CS Talk - Aldo Pacchiano

Event time: 
Tuesday, February 21, 2023 - 4:00pm
AKW 200 See map
51 Prospect Street
New Haven, CT 06511
Event description: 

CS Talk
Aldo Pacchiano

Host: Steve Zucker

Title: Learning Systems in Adaptive Environments. Theory, Algorithms and Design


Recent years have seen great successes in the development of learning algorithms in static predictive and generative tasks, where the objective is to learn a model that performs well on a single test deployment and in applications with abundant data. Comparatively less success has been achieved in designing algorithms for deployment in adaptive scenarios where the data distribution may be influenced by the choices of the algorithm itself, the algorithm needs to adaptively learn from human feedback, or the nature of the environment is rapidly changing. These are some of the most important challenges in the development of ML driven solutions for technologies such as interactive web systems, ML driven scientific experimentation, and robotics. To fully realize the potential of these technologies we will necessitate better ways of identifying problem domains and designing algorithms for adaptive learning.

To achieve this, in this talk I propose adopting a systems view of adaptive learning mechanisms along with the following algorithm design considerations 1) development of sample efficient and tractable algorithms, 2) generalization to unseen domains via effective knowledge transfer and 3) human centric decision making.

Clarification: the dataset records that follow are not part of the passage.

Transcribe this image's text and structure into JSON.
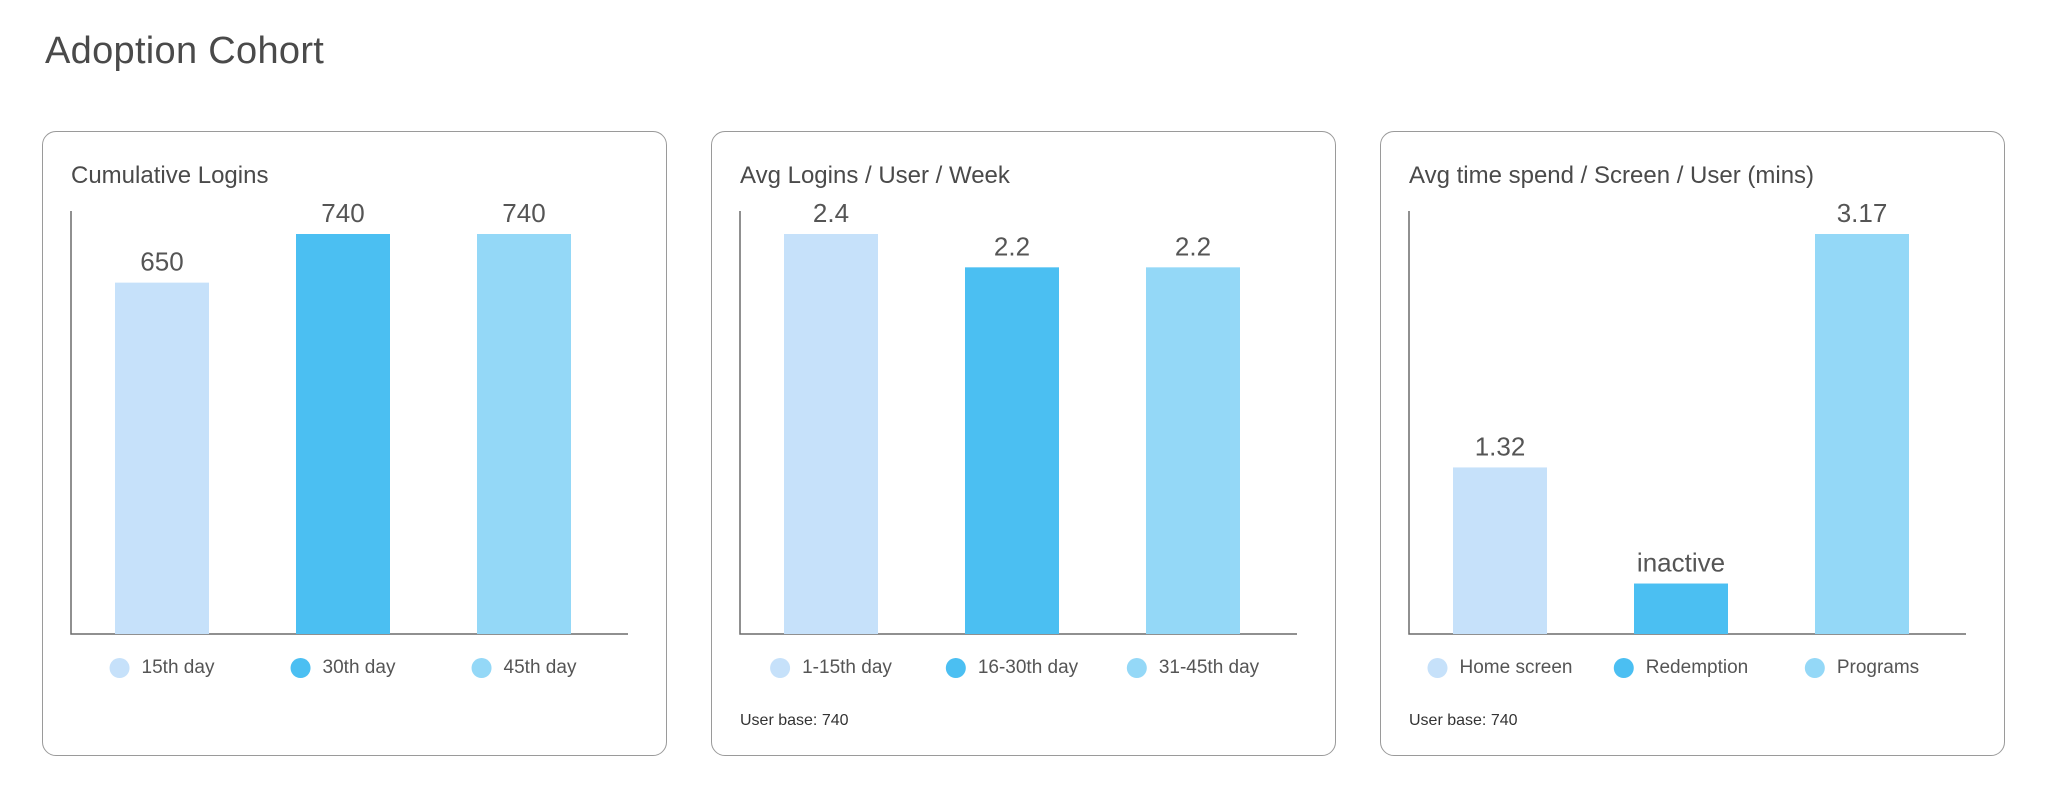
{
  "page": {
    "title": "Adoption Cohort"
  },
  "colors": {
    "light": "#c6e1fa",
    "dark": "#4bbff2",
    "medium": "#94d8f7",
    "axis": "#6b6b6b"
  },
  "chart_data": [
    {
      "type": "bar",
      "title": "Cumulative Logins",
      "categories": [
        "15th day",
        "30th day",
        "45th day"
      ],
      "values": [
        650,
        740,
        740
      ],
      "value_labels": [
        "650",
        "740",
        "740"
      ],
      "ylim": [
        0,
        740
      ],
      "footnote": ""
    },
    {
      "type": "bar",
      "title": "Avg Logins / User / Week",
      "categories": [
        "1-15th day",
        "16-30th day",
        "31-45th day"
      ],
      "values": [
        2.4,
        2.2,
        2.2
      ],
      "value_labels": [
        "2.4",
        "2.2",
        "2.2"
      ],
      "ylim": [
        0,
        2.4
      ],
      "footnote": "User base: 740"
    },
    {
      "type": "bar",
      "title": "Avg time spend / Screen / User (mins)",
      "categories": [
        "Home screen",
        "Redemption",
        "Programs"
      ],
      "values": [
        1.32,
        0.4,
        3.17
      ],
      "value_labels": [
        "1.32",
        "inactive",
        "3.17"
      ],
      "ylim": [
        0,
        3.17
      ],
      "footnote": "User base: 740"
    }
  ]
}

I will give an overview of my work along each of these axes and introduce a variety of open problems and research directions inspired by this conceptual framing.

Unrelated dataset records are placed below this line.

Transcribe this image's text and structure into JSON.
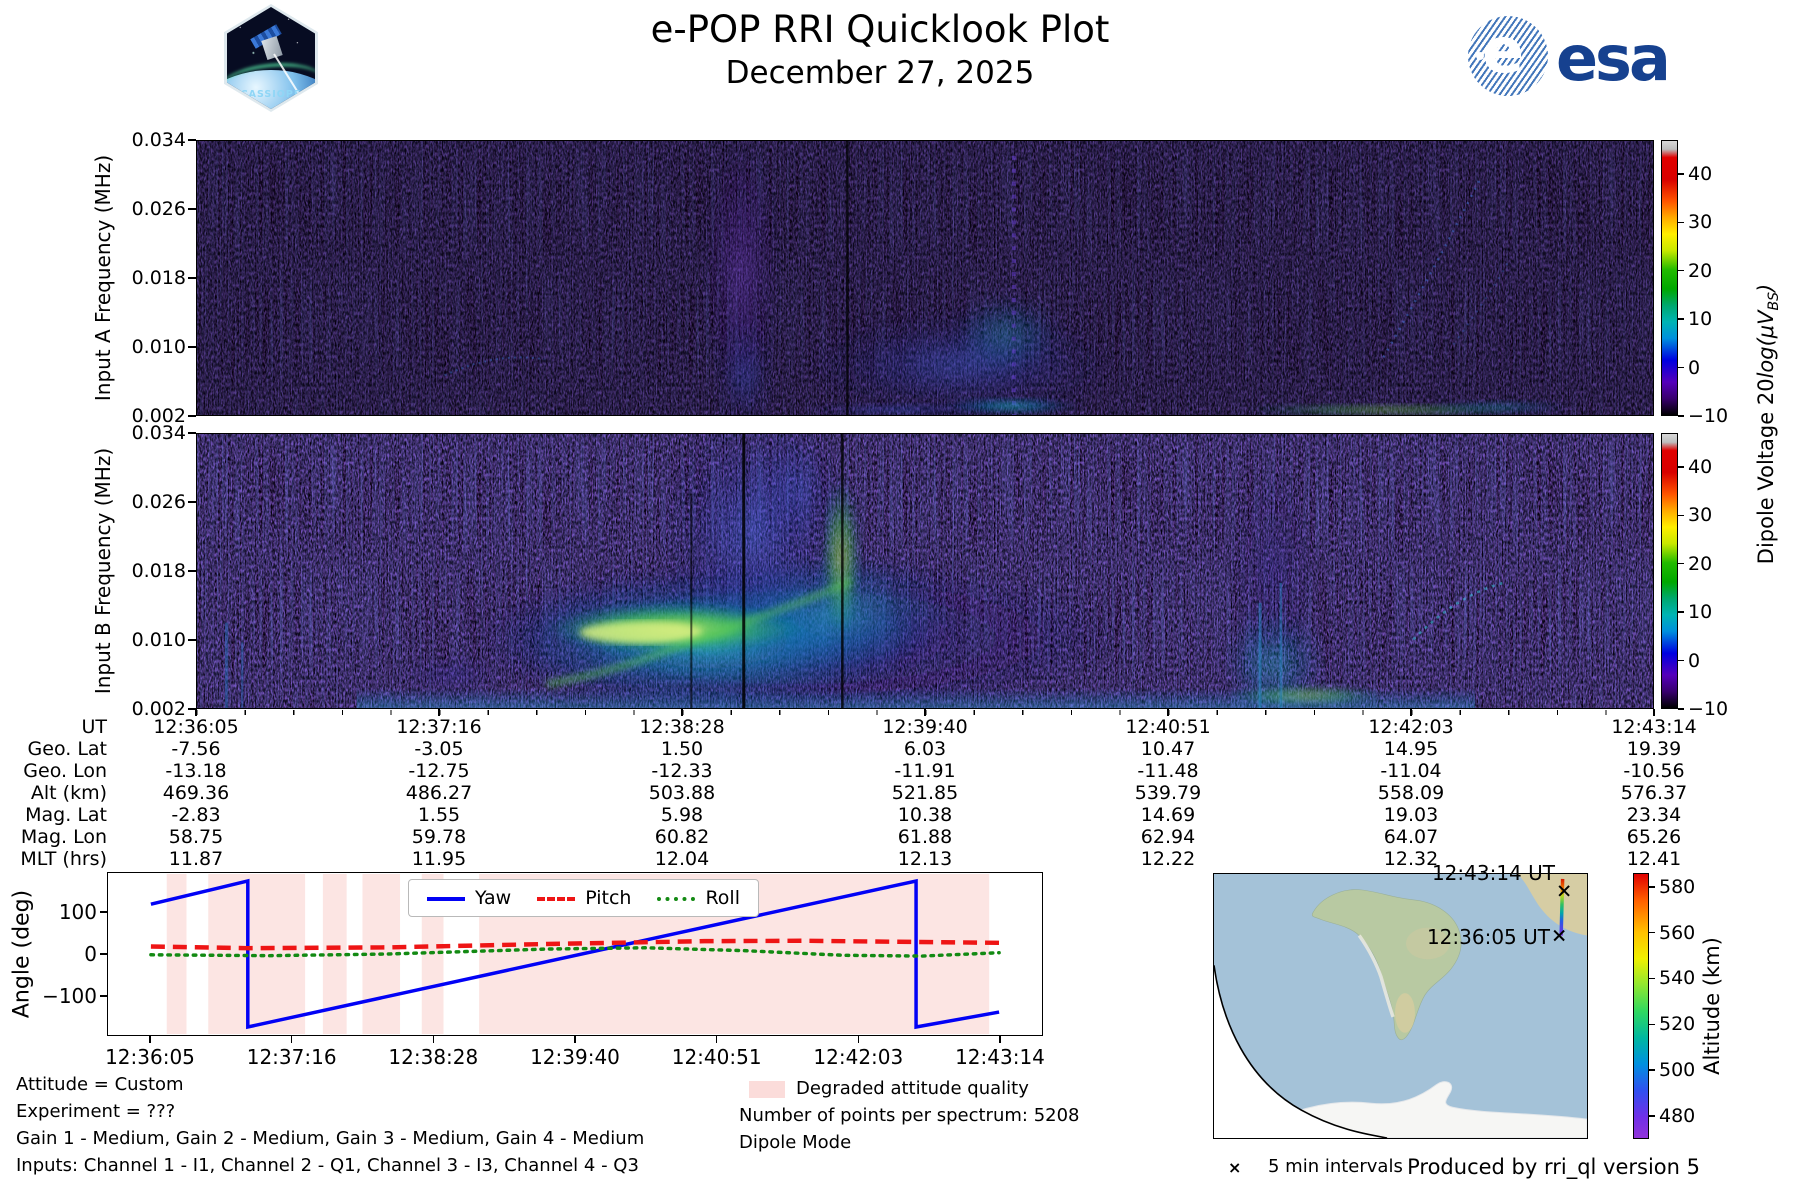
{
  "header": {
    "title": "e-POP RRI Quicklook Plot",
    "date": "December 27, 2025",
    "cassiope_label": "CASSIOPE",
    "esa_label": "esa"
  },
  "spectrograms": {
    "panel_a_ylabel": "Input A Frequency (MHz)",
    "panel_b_ylabel": "Input B Frequency (MHz)",
    "freq_ticks": [
      "0.034",
      "0.026",
      "0.018",
      "0.010",
      "0.002"
    ],
    "colorbar_ticks": [
      "40",
      "30",
      "20",
      "10",
      "0",
      "−10"
    ],
    "colorbar_label_text": "Dipole Voltage 20",
    "colorbar_label_math": "log(μV",
    "colorbar_label_sub": "BS",
    "colorbar_label_close": ")"
  },
  "ephemeris": {
    "rows": [
      {
        "label": "UT",
        "values": [
          "12:36:05",
          "12:37:16",
          "12:38:28",
          "12:39:40",
          "12:40:51",
          "12:42:03",
          "12:43:14"
        ]
      },
      {
        "label": "Geo. Lat",
        "values": [
          "-7.56",
          "-3.05",
          "1.50",
          "6.03",
          "10.47",
          "14.95",
          "19.39"
        ]
      },
      {
        "label": "Geo. Lon",
        "values": [
          "-13.18",
          "-12.75",
          "-12.33",
          "-11.91",
          "-11.48",
          "-11.04",
          "-10.56"
        ]
      },
      {
        "label": "Alt (km)",
        "values": [
          "469.36",
          "486.27",
          "503.88",
          "521.85",
          "539.79",
          "558.09",
          "576.37"
        ]
      },
      {
        "label": "Mag. Lat",
        "values": [
          "-2.83",
          "1.55",
          "5.98",
          "10.38",
          "14.69",
          "19.03",
          "23.34"
        ]
      },
      {
        "label": "Mag. Lon",
        "values": [
          "58.75",
          "59.78",
          "60.82",
          "61.88",
          "62.94",
          "64.07",
          "65.26"
        ]
      },
      {
        "label": "MLT (hrs)",
        "values": [
          "11.87",
          "11.95",
          "12.04",
          "12.13",
          "12.22",
          "12.32",
          "12.41"
        ]
      }
    ]
  },
  "attitude": {
    "ylabel": "Angle (deg)",
    "yticks": [
      "100",
      "0",
      "−100"
    ],
    "xticks": [
      "12:36:05",
      "12:37:16",
      "12:38:28",
      "12:39:40",
      "12:40:51",
      "12:42:03",
      "12:43:14"
    ],
    "legend": [
      {
        "label": "Yaw",
        "color": "#0202f5",
        "style": "solid"
      },
      {
        "label": "Pitch",
        "color": "#ee1515",
        "style": "dashed"
      },
      {
        "label": "Roll",
        "color": "#138a13",
        "style": "dotted"
      }
    ]
  },
  "annotations": {
    "attitude_line": "Attitude = Custom",
    "experiment_line": "Experiment = ???",
    "gain_line": "Gain 1 - Medium, Gain 2 - Medium, Gain 3 - Medium, Gain 4 - Medium",
    "inputs_line": "Inputs: Channel 1 - I1, Channel 2 - Q1, Channel 3 - I3, Channel 4 - Q3",
    "degraded_label": "Degraded attitude quality",
    "degraded_color": "#fbdcda",
    "points_line": "Number of points per spectrum: 5208",
    "dipole_line": "Dipole Mode"
  },
  "map": {
    "end_time_label": "12:43:14 UT",
    "start_time_label": "12:36:05 UT",
    "marker_glyph": "×",
    "intervals_label": "5 min intervals",
    "alt_colorbar_label": "Altitude (km)",
    "alt_ticks": [
      "580",
      "560",
      "540",
      "520",
      "500",
      "480"
    ]
  },
  "footer": {
    "produced_by": "Produced by rri_ql version 5"
  },
  "chart_data": [
    {
      "type": "heatmap",
      "name": "input_a_spectrogram",
      "ylabel": "Input A Frequency (MHz)",
      "ylim_mhz": [
        0.002,
        0.034
      ],
      "yticks_mhz": [
        0.034,
        0.026,
        0.018,
        0.01,
        0.002
      ],
      "x_ticks_ut": [
        "12:36:05",
        "12:37:16",
        "12:38:28",
        "12:39:40",
        "12:40:51",
        "12:42:03",
        "12:43:14"
      ],
      "colorbar": {
        "label": "Dipole Voltage 20log(μV_BS)",
        "ticks": [
          40,
          30,
          20,
          10,
          0,
          -10
        ],
        "range": [
          -10,
          47
        ],
        "colormap": "nipy_spectral"
      },
      "features": "mostly near background; faint purple-blue plume near 12:38:15 spanning most frequencies; diffuse blue activity below 0.012 MHz 12:38-12:39:30; periodic dashed column near 12:39:20; faint rising arcs near 12:42:30; weak cyan-green band along bottom edge 12:40-12:43"
    },
    {
      "type": "heatmap",
      "name": "input_b_spectrogram",
      "ylabel": "Input B Frequency (MHz)",
      "ylim_mhz": [
        0.002,
        0.034
      ],
      "yticks_mhz": [
        0.034,
        0.026,
        0.018,
        0.01,
        0.002
      ],
      "x_ticks_ut": [
        "12:36:05",
        "12:37:16",
        "12:38:28",
        "12:39:40",
        "12:40:51",
        "12:42:03",
        "12:43:14"
      ],
      "colorbar": {
        "label": "Dipole Voltage 20log(μV_BS)",
        "ticks": [
          40,
          30,
          20,
          10,
          0,
          -10
        ],
        "range": [
          -10,
          47
        ],
        "colormap": "nipy_spectral"
      },
      "features": "strong broadband emission 12:37:40-12:39:10 below ~0.016 MHz with bright yellow-green core near 0.010 MHz (levels ~20-30); blue plume extending to 0.034 MHz near 12:38:30; secondary weak emission 12:40:50-12:41:10 with green patches near 0.002-0.004 MHz; faint rising arc near 12:42:40"
    },
    {
      "type": "line",
      "name": "attitude_angles",
      "ylabel": "Angle (deg)",
      "ylim": [
        -195,
        195
      ],
      "yticks": [
        100,
        0,
        -100
      ],
      "x_axis_seconds": [
        0,
        429
      ],
      "x_ticks_ut": [
        "12:36:05",
        "12:37:16",
        "12:38:28",
        "12:39:40",
        "12:40:51",
        "12:42:03",
        "12:43:14"
      ],
      "series": [
        {
          "name": "Yaw",
          "style": "solid",
          "color": "#0202f5",
          "points_t_deg": [
            [
              0,
              120
            ],
            [
              49,
              176
            ],
            [
              49,
              -176
            ],
            [
              387,
              176
            ],
            [
              387,
              -176
            ],
            [
              429,
              -140
            ]
          ]
        },
        {
          "name": "Pitch",
          "style": "dashed",
          "color": "#ee1515",
          "points_t_deg": [
            [
              0,
              18
            ],
            [
              49,
              14
            ],
            [
              120,
              16
            ],
            [
              200,
              24
            ],
            [
              280,
              31
            ],
            [
              330,
              32
            ],
            [
              429,
              27
            ]
          ]
        },
        {
          "name": "Roll",
          "style": "dotted",
          "color": "#138a13",
          "points_t_deg": [
            [
              0,
              -2
            ],
            [
              60,
              -4
            ],
            [
              120,
              0
            ],
            [
              200,
              12
            ],
            [
              250,
              15
            ],
            [
              300,
              8
            ],
            [
              350,
              -3
            ],
            [
              390,
              -5
            ],
            [
              429,
              3
            ]
          ]
        }
      ],
      "degraded_bands_t": [
        [
          8,
          18
        ],
        [
          29,
          78
        ],
        [
          87,
          99
        ],
        [
          107,
          126
        ],
        [
          137,
          148
        ],
        [
          166,
          424
        ]
      ],
      "legend_position": "upper center"
    },
    {
      "type": "line",
      "name": "ground_track_map",
      "region": "South America / South Atlantic",
      "track": {
        "lat_start": -7.56,
        "lon_start": -13.18,
        "alt_start_km": 469.36,
        "lat_end": 19.39,
        "lon_end": -10.56,
        "alt_end_km": 576.37
      },
      "colorbar": {
        "label": "Altitude (km)",
        "ticks": [
          580,
          560,
          540,
          520,
          500,
          480
        ],
        "colormap": "rainbow"
      },
      "marker_note": "5 min intervals"
    },
    {
      "type": "table",
      "name": "ephemeris",
      "rows_ref": "ephemeris.rows"
    }
  ]
}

Aldo is a Postdoctoral Researcher at Microsoft Research NYC. He obtained his PhD at UC Berkeley where he was advised by Peter Bartlett and Michael Jordan. His research lies in the areas of Reinforcement Learning, Online Learning, Bandits and Algorithmic Fairness. He is particularly interested in furthering our statistical understanding of learning phenomena in adaptive environments and use these theoretical insights and techniques to design efficient and safe algorithms for scientific, engineering, and large-scale societal applications.